Nevertheless, it’s significant that Rhinehimer was able to get FINRA’s attention, according to observers. “Even if FINRA decided not to take action, it’s still noteworthy that FINRA would review it,” said Linda Riefberg, an attorney with law firm Cozen O’Connor and a former chief counsel in FINRA’s Enforcement Department. “It’s a good thing for investor protection when an individual raises something like that.”


Rhinehimer filed the lawsuit in Covington, Ky., in July 2011, seven months after being fired.  When the case went to trial in 2013, the jury sided with Rhinehimer and awarded him $250,000 for economic loss and emotional damages.  U.S. Bancorp Investments appealed the decision to the United States Court of Appeals for the Sixth Circuit, but was unsuccessful. The Sixth Circuit Court upheld the jury’s decision in May 2015.


One Whistleblower, One 94-Year-Old Man


From a legal perspective, the appellate court’s opinion was significant because it clarified the standard that is to be applied in whistleblower cases brought under the Sarbanes-Oxley Act, said Pundzak.  The Sarbanes-Oxley Act was enacted in 2002 in the wake of corporate and accounting scandals at Enron, Worldcom and other major corporations.


The court’s ruling showed that whistleblowers need only prove that they had a reasonable belief that securities laws were violated to gain protection under Sarbanes-Oxley, Pundzak explained. They need not prove that the laws were indeed breached.

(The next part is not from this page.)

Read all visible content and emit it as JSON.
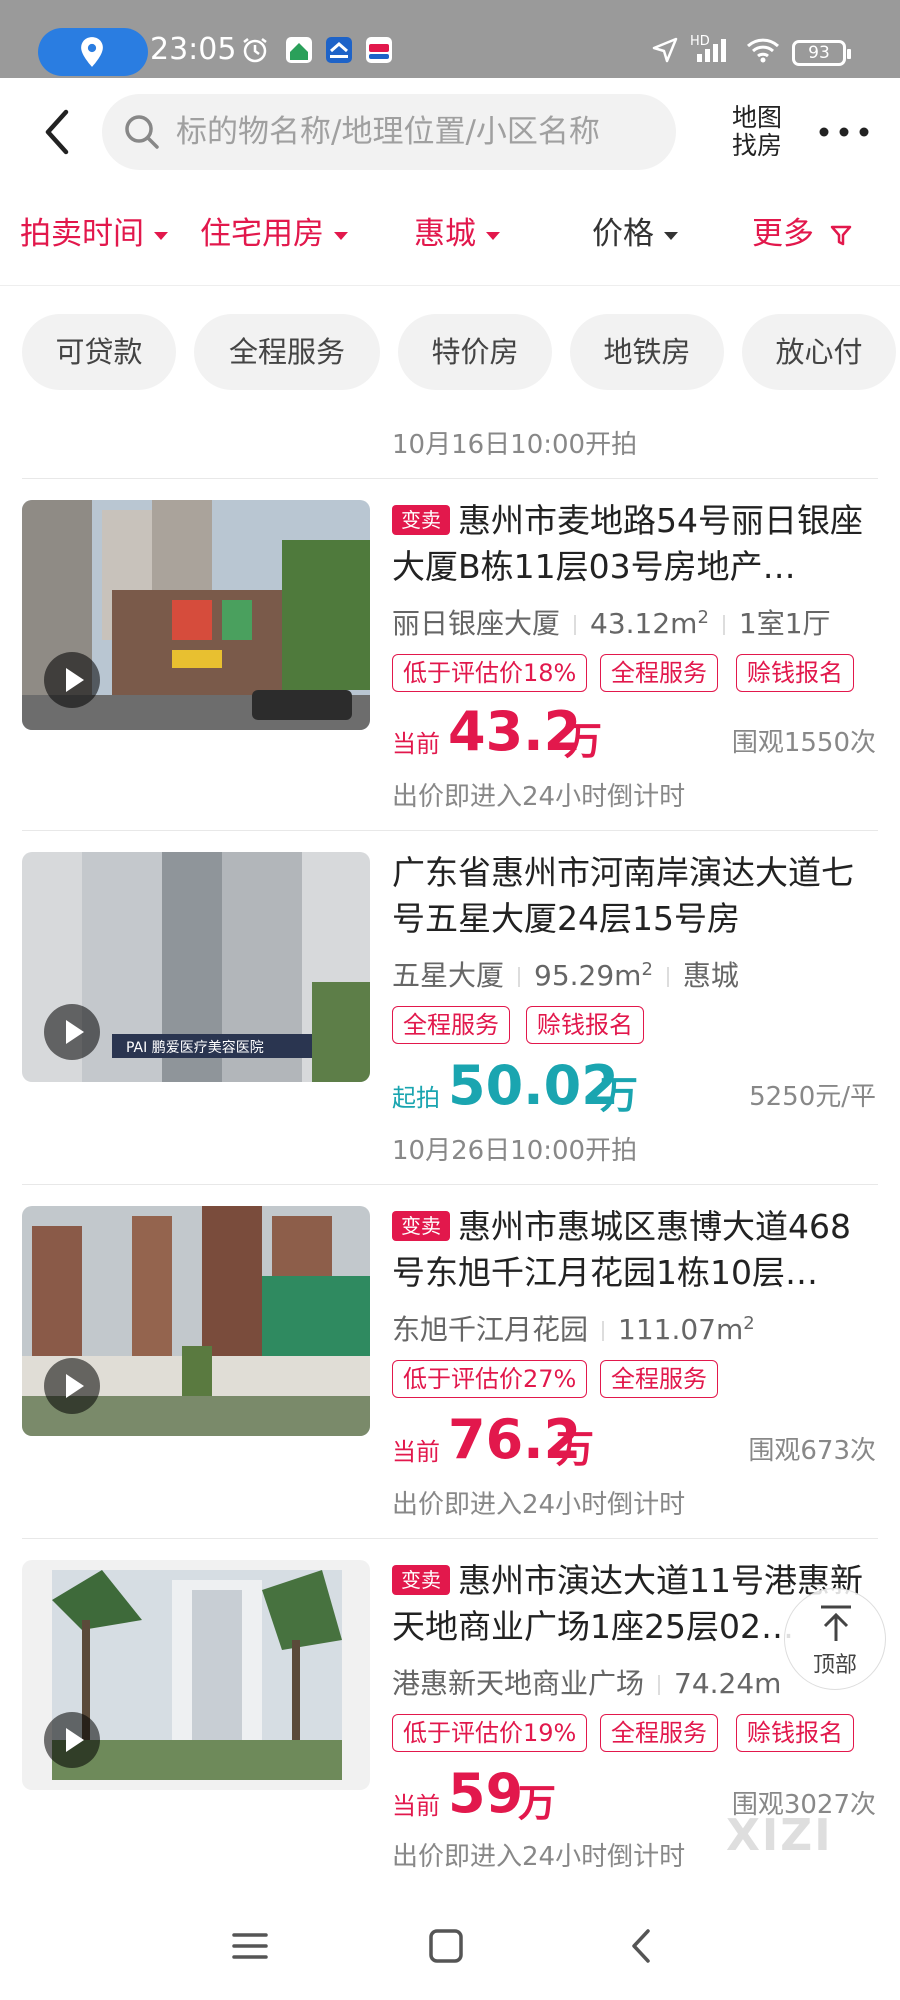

It is also notable that the whistleblower protection was applied in a new way, Pundzak added. For the first time, Sarbanes-Oxley was used to protect a whistleblower who wasn’t “tattling on” employees for making unreliable or inaccurate corporate disclosures that impact large numbers of shareholders. Rather it protected a whistleblower who complained about conduct affecting just one elderly man.


“It’s significant because of the way this massive piece of legislation designed to protect all of us who invest in massive companies can be used to make companies and their financial advisors accountable to one little 94-year-old man,” she said.